2
votes

I have approximately 1,000,000 rows and 25 columns of data and I'm trying to return a list of column names, the number of distinct values and whether there are missing values.

I am not able to directly code in column names in PROC SQL and count distinct as I have numerous data sets with different column names and I'm trying to automatically return the desired outcome for all tables with one piece of code.

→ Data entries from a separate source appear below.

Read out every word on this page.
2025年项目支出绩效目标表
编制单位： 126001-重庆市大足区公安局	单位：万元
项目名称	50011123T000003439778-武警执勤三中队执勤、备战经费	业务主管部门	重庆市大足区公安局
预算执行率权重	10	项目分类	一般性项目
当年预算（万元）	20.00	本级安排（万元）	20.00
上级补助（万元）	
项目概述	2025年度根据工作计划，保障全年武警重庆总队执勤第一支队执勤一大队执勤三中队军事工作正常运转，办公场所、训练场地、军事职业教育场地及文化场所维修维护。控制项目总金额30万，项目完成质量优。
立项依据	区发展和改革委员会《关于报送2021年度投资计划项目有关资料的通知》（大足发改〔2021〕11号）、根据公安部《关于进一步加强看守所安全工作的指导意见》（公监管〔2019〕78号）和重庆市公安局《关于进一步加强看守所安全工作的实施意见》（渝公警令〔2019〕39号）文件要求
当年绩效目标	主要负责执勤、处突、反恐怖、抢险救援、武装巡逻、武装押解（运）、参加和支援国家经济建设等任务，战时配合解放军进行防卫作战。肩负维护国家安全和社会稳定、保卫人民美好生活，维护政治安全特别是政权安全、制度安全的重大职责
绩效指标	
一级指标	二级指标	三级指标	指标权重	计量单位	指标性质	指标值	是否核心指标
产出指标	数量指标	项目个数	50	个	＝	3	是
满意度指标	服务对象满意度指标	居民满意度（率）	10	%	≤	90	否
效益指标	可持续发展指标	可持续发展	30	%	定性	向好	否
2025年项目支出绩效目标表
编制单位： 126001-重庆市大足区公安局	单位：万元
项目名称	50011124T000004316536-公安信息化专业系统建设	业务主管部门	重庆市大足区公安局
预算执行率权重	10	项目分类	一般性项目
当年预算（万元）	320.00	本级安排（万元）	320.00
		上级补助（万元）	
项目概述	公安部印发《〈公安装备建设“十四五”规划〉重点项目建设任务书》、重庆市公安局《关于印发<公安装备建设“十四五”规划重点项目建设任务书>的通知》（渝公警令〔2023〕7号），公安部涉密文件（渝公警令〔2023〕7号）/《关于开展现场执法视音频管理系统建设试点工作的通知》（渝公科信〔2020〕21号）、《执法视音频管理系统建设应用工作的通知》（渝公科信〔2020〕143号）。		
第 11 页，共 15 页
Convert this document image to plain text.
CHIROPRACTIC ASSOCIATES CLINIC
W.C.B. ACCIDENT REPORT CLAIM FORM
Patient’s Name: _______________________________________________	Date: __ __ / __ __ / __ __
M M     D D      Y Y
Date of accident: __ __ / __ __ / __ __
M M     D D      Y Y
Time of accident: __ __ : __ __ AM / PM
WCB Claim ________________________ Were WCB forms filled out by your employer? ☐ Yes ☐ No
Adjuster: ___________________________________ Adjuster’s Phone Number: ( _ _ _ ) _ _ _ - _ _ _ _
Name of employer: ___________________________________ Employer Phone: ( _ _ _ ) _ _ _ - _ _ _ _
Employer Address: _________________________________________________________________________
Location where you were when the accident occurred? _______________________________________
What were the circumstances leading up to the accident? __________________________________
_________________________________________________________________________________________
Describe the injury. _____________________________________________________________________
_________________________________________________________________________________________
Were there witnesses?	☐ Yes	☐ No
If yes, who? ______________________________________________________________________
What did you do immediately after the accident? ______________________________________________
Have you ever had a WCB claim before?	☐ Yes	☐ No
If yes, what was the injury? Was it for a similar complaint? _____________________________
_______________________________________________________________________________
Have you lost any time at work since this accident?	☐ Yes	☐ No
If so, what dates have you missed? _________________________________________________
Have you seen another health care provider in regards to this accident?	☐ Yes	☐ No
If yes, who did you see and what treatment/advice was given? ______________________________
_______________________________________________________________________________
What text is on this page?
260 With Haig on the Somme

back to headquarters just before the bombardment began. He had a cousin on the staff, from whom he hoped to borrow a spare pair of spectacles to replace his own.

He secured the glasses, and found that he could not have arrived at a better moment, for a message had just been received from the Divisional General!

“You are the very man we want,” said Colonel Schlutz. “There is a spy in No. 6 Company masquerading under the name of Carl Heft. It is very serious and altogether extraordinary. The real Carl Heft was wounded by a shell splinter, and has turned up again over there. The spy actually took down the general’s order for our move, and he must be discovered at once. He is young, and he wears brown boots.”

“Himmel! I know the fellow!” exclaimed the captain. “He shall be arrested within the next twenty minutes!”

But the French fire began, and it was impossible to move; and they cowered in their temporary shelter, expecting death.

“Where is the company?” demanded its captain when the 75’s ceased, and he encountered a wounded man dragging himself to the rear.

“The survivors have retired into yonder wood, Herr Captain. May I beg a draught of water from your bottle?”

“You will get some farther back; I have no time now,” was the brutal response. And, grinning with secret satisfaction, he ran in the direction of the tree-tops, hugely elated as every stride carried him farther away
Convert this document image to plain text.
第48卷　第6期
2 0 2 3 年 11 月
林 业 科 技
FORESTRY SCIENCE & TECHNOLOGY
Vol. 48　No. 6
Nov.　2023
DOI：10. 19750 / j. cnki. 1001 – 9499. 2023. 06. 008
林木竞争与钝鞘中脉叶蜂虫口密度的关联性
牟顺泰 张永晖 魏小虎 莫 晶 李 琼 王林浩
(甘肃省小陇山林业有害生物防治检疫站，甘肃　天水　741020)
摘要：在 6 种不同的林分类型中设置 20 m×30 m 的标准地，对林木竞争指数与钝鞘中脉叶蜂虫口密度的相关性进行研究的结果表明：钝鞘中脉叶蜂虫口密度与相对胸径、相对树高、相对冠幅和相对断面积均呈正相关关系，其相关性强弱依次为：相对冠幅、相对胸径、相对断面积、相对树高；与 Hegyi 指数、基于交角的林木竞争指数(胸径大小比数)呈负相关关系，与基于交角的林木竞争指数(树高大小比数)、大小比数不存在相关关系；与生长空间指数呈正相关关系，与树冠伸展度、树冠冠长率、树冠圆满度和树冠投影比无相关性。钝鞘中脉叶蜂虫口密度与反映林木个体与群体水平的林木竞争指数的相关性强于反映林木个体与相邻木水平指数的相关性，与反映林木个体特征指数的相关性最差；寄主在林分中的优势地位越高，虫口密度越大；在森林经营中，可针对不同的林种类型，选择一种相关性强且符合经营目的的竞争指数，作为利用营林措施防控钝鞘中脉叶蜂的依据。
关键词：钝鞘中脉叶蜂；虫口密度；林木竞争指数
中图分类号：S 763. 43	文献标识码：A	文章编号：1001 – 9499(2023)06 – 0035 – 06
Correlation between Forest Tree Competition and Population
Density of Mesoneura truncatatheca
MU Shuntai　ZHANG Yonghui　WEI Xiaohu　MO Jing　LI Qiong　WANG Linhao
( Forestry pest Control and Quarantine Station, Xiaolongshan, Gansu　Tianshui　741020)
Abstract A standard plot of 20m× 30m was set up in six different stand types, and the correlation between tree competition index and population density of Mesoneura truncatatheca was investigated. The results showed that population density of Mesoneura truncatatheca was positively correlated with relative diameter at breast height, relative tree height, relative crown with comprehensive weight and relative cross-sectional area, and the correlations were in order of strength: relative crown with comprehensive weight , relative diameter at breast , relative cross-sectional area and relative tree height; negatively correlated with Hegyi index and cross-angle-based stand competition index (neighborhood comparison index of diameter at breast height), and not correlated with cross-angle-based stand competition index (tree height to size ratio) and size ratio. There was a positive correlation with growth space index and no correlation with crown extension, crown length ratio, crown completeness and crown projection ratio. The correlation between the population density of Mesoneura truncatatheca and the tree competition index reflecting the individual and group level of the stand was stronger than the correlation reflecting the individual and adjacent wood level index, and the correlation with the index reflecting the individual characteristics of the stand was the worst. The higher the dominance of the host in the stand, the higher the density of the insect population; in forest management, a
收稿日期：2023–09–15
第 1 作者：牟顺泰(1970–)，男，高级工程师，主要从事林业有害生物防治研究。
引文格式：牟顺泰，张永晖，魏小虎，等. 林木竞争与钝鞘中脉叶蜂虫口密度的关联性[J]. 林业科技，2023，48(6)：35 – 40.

I've tried running the following code

proc freq nlevels data= &DATASET_NAME;
    ods output nlevels=nlevels ;
    tables _all_ NOPRINT;
run;

This returns an out of memory error. Is there another way to achieve the result, avoiding the out of memory error.

2

2 Answers

0
votes

It is unnecessary to input column name by table _all_, but it possibly makes out of memory by inputting all columns at the same time, try to separate column to do proc freq and then combine results:

proc sql;
   create table name as
   select name from dictionary.columns where libname='SASHELP' and memname='CLASS';
quit;

data want;
run;

data _null_;
   set name;
   call execute(
      'proc freq data=class nlevels;
       table '||name||';
       ods output nlevels=nlevels;
       run;
       data want;
          set want nlevels;
       run;'
    );
run;
0
votes

This question is very similar to SAS summary statistic from a dataset

The answers cover techniques for

  • transpose + freq
  • hash
  • freq w/ ODS exclude+output